Asset Creation from AlienApp for Tenable.io
When Tenable.IO runs a scan, it identifies all assets in the scan and assigns them an individual identifier (ID). These assets can be added to USM Anywhere by selecting the Allow Creation of New Assets checkbox in app's configuration menu. Assets created from a Tenable.IO scan will include the information ported from Tenable.IO in the USM Anywhere asset details.
Duplicate Asset Merge
Assets discovered in Tenable.IO scans may duplicate the assets already discovered in USM Anywhere. When you select the Allow Merging of Existing Assets checkbox in the Tenable.IO configuration menu, USM Anywhere will merge the information from the Tenable.IO scan with the existing asset. Assets are matched by comparing the variable IDs, IP address, and hostname from the Tenable.IO scan with the same asset details in USM Anywhere.
Manual Asset Merge
If the Merge Duplicate Assets checkbox in the Tenable.IO configuration menu isn't checked, USM Anywhere will keep a record of the assets that match one another. These assets are contained in the Merge Asset tab in the AlienApp for Tenable.io page.
To review these duplicate assets, click the Merge Asset tab and click Review next to the asset in the list. From here, you can respond to the asset discrepancy with one of the following actions:
- Reject: Cancel the match without creating a new asset or merging it with an existing asset, effectively ignoring the new asset discovered in the Tenable.IO scan.
- Create New Asset: Create an asset in USM Anywhere based on the information from the Tenable.IO scan.
- Merge: Merge the information from the Tenable.IO scan with the matching asset details in USM Anywhere.
- Manually Match: Choose the matching asset manually.
Once you have selected a response to the asset review, the status of your choice is reflected in the table of assets in the Merge Asset tab.

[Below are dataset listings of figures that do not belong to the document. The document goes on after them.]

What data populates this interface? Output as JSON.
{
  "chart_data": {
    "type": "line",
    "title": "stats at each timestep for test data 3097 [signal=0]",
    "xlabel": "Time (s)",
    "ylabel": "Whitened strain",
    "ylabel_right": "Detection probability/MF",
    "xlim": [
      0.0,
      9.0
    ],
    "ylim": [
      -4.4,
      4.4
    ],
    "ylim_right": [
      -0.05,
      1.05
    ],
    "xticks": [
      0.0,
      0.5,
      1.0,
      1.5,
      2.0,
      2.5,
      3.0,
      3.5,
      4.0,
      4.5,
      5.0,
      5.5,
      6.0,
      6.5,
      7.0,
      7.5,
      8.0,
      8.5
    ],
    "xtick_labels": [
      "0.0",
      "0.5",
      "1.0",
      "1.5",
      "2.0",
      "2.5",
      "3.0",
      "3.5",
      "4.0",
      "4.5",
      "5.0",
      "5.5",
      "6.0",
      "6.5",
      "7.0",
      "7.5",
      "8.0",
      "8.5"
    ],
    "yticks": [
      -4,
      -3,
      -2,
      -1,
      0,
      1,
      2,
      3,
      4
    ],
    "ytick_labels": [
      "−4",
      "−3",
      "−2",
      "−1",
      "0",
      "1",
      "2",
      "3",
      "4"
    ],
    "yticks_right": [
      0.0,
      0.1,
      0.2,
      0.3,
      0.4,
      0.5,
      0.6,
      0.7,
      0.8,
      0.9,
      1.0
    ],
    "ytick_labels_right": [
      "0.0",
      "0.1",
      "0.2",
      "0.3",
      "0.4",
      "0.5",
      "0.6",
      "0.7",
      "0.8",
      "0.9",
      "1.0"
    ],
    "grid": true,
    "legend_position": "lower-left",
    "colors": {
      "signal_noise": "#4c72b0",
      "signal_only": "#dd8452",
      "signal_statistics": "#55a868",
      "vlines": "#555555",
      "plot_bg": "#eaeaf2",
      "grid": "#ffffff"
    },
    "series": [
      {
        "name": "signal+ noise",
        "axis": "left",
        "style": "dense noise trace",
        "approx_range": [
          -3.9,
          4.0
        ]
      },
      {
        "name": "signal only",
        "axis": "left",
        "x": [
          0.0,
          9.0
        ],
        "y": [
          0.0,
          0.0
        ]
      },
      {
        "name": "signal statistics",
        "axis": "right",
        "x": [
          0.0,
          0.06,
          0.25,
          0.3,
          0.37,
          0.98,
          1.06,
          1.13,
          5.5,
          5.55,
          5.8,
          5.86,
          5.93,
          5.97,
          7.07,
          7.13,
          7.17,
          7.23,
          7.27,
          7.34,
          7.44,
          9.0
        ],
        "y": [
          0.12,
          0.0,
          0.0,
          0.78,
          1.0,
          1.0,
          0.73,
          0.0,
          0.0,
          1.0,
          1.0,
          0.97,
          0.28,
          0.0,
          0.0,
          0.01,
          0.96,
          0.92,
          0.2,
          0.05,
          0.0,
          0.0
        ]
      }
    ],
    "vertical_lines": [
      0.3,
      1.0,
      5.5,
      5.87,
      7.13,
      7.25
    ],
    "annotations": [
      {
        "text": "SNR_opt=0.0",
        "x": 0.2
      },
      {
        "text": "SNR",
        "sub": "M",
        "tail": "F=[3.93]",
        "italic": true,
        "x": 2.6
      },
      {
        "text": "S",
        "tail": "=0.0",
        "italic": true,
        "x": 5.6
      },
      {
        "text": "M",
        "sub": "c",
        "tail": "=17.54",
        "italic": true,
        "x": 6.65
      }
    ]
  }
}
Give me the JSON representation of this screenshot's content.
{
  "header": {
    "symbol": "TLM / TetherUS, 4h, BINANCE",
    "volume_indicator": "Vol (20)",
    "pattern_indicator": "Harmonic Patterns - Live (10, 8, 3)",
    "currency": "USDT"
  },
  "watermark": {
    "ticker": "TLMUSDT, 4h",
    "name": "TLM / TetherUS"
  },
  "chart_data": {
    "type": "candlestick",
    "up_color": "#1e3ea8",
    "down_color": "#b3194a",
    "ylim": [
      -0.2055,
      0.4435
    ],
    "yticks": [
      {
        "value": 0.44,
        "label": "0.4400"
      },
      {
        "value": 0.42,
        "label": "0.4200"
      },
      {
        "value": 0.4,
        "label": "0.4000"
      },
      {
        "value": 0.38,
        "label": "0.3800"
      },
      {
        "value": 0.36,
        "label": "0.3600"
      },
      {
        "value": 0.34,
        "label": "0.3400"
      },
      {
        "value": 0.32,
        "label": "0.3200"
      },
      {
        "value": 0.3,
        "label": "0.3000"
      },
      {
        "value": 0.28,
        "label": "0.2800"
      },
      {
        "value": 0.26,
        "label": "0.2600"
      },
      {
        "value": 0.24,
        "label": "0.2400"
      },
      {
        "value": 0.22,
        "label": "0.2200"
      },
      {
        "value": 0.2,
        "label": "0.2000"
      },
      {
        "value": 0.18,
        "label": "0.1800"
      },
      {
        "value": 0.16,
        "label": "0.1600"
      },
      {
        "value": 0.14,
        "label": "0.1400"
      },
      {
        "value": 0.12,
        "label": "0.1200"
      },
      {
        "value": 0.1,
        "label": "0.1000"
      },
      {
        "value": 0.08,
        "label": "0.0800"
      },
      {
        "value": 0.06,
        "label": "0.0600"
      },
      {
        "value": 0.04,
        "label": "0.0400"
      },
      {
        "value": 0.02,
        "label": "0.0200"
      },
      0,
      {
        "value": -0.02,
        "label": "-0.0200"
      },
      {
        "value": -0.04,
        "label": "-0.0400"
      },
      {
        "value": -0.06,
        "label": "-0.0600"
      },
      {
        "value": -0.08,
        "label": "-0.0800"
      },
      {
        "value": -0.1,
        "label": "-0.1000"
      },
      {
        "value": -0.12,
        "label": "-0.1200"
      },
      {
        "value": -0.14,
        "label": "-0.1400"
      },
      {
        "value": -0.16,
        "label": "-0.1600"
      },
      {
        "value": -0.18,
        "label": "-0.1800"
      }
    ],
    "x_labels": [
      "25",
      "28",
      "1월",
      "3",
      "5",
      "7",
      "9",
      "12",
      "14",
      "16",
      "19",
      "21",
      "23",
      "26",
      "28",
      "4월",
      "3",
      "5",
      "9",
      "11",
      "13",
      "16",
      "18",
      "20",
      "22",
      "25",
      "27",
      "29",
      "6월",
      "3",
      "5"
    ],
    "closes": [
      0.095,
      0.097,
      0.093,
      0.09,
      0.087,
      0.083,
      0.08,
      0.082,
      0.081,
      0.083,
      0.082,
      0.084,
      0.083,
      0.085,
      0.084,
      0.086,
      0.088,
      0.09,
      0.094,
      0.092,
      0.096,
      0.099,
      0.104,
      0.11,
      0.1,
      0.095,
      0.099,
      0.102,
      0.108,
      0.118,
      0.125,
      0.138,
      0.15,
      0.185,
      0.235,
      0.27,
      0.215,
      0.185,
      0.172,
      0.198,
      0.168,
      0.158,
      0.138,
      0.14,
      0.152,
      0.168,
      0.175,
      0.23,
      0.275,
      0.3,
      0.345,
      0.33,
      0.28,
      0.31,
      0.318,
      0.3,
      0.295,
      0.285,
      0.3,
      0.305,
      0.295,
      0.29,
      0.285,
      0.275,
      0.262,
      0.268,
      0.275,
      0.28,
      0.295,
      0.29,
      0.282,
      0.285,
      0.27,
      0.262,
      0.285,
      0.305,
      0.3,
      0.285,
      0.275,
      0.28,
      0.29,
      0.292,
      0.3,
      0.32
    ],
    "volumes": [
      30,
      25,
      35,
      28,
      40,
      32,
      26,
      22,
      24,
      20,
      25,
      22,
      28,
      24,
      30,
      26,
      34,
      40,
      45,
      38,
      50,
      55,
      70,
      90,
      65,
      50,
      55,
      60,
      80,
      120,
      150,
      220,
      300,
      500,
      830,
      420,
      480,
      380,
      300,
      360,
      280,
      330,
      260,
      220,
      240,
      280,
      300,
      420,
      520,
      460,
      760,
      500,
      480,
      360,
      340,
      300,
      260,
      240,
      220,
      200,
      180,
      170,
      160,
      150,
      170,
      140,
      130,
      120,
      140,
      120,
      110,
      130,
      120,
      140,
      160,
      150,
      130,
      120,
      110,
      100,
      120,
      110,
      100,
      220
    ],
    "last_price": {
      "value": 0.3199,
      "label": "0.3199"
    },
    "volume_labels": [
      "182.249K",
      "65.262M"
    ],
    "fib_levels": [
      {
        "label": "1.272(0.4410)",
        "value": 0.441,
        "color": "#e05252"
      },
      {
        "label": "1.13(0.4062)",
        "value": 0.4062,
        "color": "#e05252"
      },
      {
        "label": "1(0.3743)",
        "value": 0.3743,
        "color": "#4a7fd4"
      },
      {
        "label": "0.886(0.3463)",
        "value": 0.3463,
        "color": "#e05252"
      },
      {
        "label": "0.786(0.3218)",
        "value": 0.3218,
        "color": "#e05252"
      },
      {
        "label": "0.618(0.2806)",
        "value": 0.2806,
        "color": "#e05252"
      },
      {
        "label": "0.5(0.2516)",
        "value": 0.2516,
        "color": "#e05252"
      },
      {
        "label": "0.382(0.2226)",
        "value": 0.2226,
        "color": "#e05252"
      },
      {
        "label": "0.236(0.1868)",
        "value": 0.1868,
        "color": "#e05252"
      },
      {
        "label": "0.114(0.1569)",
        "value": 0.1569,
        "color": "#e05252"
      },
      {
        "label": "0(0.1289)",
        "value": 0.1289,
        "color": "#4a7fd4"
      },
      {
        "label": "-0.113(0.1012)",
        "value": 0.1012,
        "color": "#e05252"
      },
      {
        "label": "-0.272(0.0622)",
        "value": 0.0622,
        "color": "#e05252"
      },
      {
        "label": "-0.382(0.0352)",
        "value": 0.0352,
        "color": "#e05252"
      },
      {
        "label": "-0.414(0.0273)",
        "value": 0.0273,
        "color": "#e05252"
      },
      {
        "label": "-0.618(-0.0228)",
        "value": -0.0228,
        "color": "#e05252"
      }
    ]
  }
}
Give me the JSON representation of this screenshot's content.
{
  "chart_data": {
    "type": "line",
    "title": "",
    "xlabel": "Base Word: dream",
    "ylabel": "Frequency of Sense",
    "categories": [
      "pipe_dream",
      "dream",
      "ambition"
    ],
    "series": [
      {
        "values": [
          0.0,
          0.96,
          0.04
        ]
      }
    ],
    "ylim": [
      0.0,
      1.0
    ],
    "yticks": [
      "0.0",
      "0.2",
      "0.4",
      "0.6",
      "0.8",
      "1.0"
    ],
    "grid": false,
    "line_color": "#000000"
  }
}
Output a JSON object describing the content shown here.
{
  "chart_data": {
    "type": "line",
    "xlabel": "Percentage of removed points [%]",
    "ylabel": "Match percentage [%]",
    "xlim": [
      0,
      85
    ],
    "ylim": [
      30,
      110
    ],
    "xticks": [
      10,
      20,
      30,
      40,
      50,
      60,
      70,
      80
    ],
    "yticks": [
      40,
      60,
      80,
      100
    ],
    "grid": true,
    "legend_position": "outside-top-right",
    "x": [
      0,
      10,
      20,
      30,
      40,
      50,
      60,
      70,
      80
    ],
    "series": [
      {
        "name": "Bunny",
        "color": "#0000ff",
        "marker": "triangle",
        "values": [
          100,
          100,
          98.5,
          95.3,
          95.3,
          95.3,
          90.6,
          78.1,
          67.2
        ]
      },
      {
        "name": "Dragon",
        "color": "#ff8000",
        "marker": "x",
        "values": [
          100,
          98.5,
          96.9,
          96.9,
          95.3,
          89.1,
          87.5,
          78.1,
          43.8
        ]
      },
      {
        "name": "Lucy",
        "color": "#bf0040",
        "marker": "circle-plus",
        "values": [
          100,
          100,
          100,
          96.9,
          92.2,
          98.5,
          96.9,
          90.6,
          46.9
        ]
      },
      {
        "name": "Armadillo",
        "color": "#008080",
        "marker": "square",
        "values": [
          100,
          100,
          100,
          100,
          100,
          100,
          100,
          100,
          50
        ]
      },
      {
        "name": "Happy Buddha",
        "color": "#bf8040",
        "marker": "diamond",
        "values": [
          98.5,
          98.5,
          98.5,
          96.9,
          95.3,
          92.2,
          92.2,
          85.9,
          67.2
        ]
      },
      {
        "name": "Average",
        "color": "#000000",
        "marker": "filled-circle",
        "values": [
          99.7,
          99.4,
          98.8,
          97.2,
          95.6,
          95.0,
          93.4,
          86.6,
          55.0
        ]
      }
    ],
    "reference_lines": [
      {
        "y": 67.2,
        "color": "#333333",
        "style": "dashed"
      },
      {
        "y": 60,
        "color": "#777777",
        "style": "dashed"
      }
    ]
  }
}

A USM Anywhere asset that has been merged with a Tenable.IO profile can be split back into two separate assets after they have been merged.
To split a merged asset
- Go to Environment > Assets.
Locate the asset you want to split and click the button next to the asset, and then click Full Details.
In the full asset view window, click Split Asset in the Asset Discovery section.
A window opens showing the existing asset and the new asset that will be created once the two are split.
- Click Split Asset to undo the asset merge and create a separate, new asset.